Thursday morning, the pro shared it to Instagram, writing: “When you recieved a note in your locker room from the @pgachampionship winner @aaron.rai1. True gentleman on and off the course. Thank you my friend, still having some goosebumps.” Below is the post, and below that are the words written on the note. 

View this post on Instagram

A post shared by Pablo Larrazabal (@plarrazabal)

Pablo, 

The guy in these pictures is who you are and he is much closer to the present you than you think. Keep fighting, keep working hard and most importantly keep believing – in each tournament, each round and each shot. 

Best wishes, 

Aaron Rai

“It just felt like the right thing to do,” Rai told the DP World Tour. 

Larrazabal thought so.

“To receive a note like that make me very happy that I’ve been doing the right things around for the last 19 years,” he told the DP World Tour. “And a guy like Aaron, he’s a major champion but a true champion. That’s how champions have to behave. When they see a rival or a friend that is down in the ground, they try the best to push us up. It doesn’t matter the pictures, it’s all about what it meant.

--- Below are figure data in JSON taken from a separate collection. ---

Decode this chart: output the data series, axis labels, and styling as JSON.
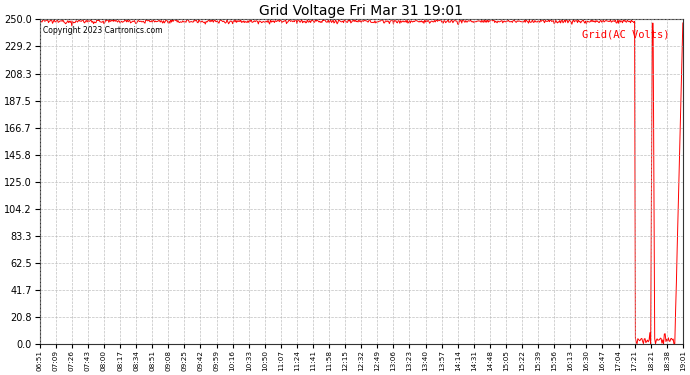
{
  "title": "Grid Voltage Fri Mar 31 19:01",
  "copyright": "Copyright 2023 Cartronics.com",
  "legend_label": "Grid(AC Volts)",
  "legend_color": "#ff0000",
  "line_color": "#ff0000",
  "background_color": "#ffffff",
  "grid_color": "#b0b0b0",
  "ylim": [
    0.0,
    250.0
  ],
  "yticks": [
    0.0,
    20.8,
    41.7,
    62.5,
    83.3,
    104.2,
    125.0,
    145.8,
    166.7,
    187.5,
    208.3,
    229.2,
    250.0
  ],
  "xtick_labels": [
    "06:51",
    "07:09",
    "07:26",
    "07:43",
    "08:00",
    "08:17",
    "08:34",
    "08:51",
    "09:08",
    "09:25",
    "09:42",
    "09:59",
    "10:16",
    "10:33",
    "10:50",
    "11:07",
    "11:24",
    "11:41",
    "11:58",
    "12:15",
    "12:32",
    "12:49",
    "13:06",
    "13:23",
    "13:40",
    "13:57",
    "14:14",
    "14:31",
    "14:48",
    "15:05",
    "15:22",
    "15:39",
    "15:56",
    "16:13",
    "16:30",
    "16:47",
    "17:04",
    "17:21",
    "18:21",
    "18:38",
    "19:01"
  ],
  "figsize": [
    6.9,
    3.75
  ],
  "dpi": 100
}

Aaron is not only one of the best players in the world, he’s a true champion and that’s how they were when I got in love with this game 40 years ago.

“It’s not all about winning, and Aaron knows and his family teach him very very well. It’s not all about winning. It’s all about leaving a legacy. Aaron will be leaving a legacy around the world, not only because of his game, [but because of how] he behaves not only on the golf course but outside the golf course. A true gentleman.”